Komatsu Matere’s mate-mono brand of upcycled and minimum waste goods includes using off-cuts of the textile company’s mask production.
Komatsu Matere’s mate-mono brand of upcycled and minimum waste goods includes using off-cuts of the textile company’s mask production.

“We had been exploring ways to utilize scraps and stocks of left-over fabrics at our factory for many years. But since the pandemic, it seemed all the more important to start putting plans into action,” says a Komatsu Matere representative. “Mate-mono was one of those ideas, which we decided to launch with the opening of mono-bo, a factory shop where customers can see and handle products in person.”

Mate-mono is the creation of an in-house design team clearly familiar with Komatsu Matere’s textiles and processes. Its first collection is a lineup of unusual bags, each designed to make the best use of the unique compositions, weaves or knits of various materials.

Soft fabric is heat-pressed into neat pleats or folds; synthetic suede is crushed to highlight texture; and mesh is dyed in vibrant colors to accentuate its translucency and sheen. Seamless 3D knitting is also used to create new zero-waste products.

Seamlessly knitted to eliminate waste material, the Konbu Horn bag is a flat square when not in use and pops into an octahedron handbag when pulled up by its handles.
Seamlessly knitted to eliminate waste material, the Konbu Horn bag is a flat square when not in use and pops into an octahedron handbag when pulled up by its handles.

Though they all look very different, each bag’s design is based on a square. Some are simple squares with slim handles; others have been manipulated into other shapes and forms by texture or folds. The stiff, seamless knit Konbu Horn, for example, is a flat square when not in use, but once pulled up by its handles, it pops into an octahedron handbag.

The off-cut materials used are ingeniously reimagined into surprising designs. A silken pleated tote bag turns out to be made from leftover curtain fabric, the straight lines of its radial folds inspired by the carbon fiber cables of Kengo Kuma’s exterior design for fa-bo, Komatsu Matere’s Ishikawa Prefecture head office.

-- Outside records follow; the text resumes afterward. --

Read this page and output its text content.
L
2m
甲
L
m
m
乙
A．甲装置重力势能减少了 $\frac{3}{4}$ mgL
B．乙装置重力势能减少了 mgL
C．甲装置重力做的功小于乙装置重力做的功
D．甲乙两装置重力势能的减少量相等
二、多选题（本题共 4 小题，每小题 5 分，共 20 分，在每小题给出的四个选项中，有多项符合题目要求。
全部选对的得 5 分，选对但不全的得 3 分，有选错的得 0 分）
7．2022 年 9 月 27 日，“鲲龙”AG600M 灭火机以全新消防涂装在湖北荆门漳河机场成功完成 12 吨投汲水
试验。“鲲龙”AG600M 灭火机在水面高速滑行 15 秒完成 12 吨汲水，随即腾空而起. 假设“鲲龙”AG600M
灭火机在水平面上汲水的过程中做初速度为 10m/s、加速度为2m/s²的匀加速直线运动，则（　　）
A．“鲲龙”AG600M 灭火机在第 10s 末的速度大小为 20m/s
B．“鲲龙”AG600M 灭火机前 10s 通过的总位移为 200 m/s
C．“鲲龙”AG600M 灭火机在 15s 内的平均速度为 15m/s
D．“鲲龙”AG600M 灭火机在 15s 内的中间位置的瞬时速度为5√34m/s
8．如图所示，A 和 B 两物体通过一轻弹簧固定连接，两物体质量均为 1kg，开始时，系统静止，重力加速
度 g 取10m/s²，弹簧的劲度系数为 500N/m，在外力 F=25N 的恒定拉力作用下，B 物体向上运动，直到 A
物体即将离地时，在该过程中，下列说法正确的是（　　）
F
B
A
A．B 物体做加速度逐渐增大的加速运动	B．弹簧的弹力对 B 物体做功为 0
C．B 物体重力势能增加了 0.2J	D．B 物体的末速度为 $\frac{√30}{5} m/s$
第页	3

Mate-mono Sukeru bags are made from left-over soccer pitch protection mesh, and dyed after production to further reduce waste of materials.
Mate-mono Sukeru bags are made from left-over soccer pitch protection mesh, and dyed after production to further reduce waste of materials.

Sheer, voluminous drawstring tote bags are sewn out of soccer pitch turf-protection mesh, then dyed vibrant colors after production to reduce waste materials. Even remnants from mask production have been imaginatively knitted into fringe-embellished bucket bags, while scraps of stretchy jersey are used as strings for labels.

The whole mate-mono collection is on display at mono-bo, Komatsu Matere’s new experiential retail space housed next to its fa-bo head office in Nomi. Here, the upcycling theme continues, with samples laid out on repurposed wooden textile transport pallets, rolls of textiles stored in recycled metal drums from the factory, and free shopping bags made from left-over materials.

Other Komatsu Matere innovations are also showcased, including its collection of anti-viral goods and, in the mono-bo mate-cafe area, Shigeru Ban-designed portable table partitions, a translucent gauze version of its anti-viral textile supported by cardboard tubes.

The mate-cafe in mono-bo, textile company Komatsu Matere’s new store, uses fabric anti-viral table dividers, designed by Shigeru Ban.
The mate-cafe in mono-bo, textile company Komatsu Matere’s new store, uses fabric anti-viral table dividers, designed by Shigeru Ban.

It is the laboratory space, though, that is a real draw for visitors. Housing fabric processing equipment, mate-lab offers customers an opportunity to learn more about the company’s design process and even take part in the shaping of the brand. Some bags can be custom-dyed, T shirts and other products printed or embroidered, and customer feedback encouraged.

“The fa-bo building is also being renovated and opens this summer,” says the representative about Komatsu Matere’s neighboring main textile laboratory, head office and exhibition space. “Combined with our work at mono-bo, we plan to design other attractive products that utilize the characteristics of our textiles based on visitors comments and feedback.”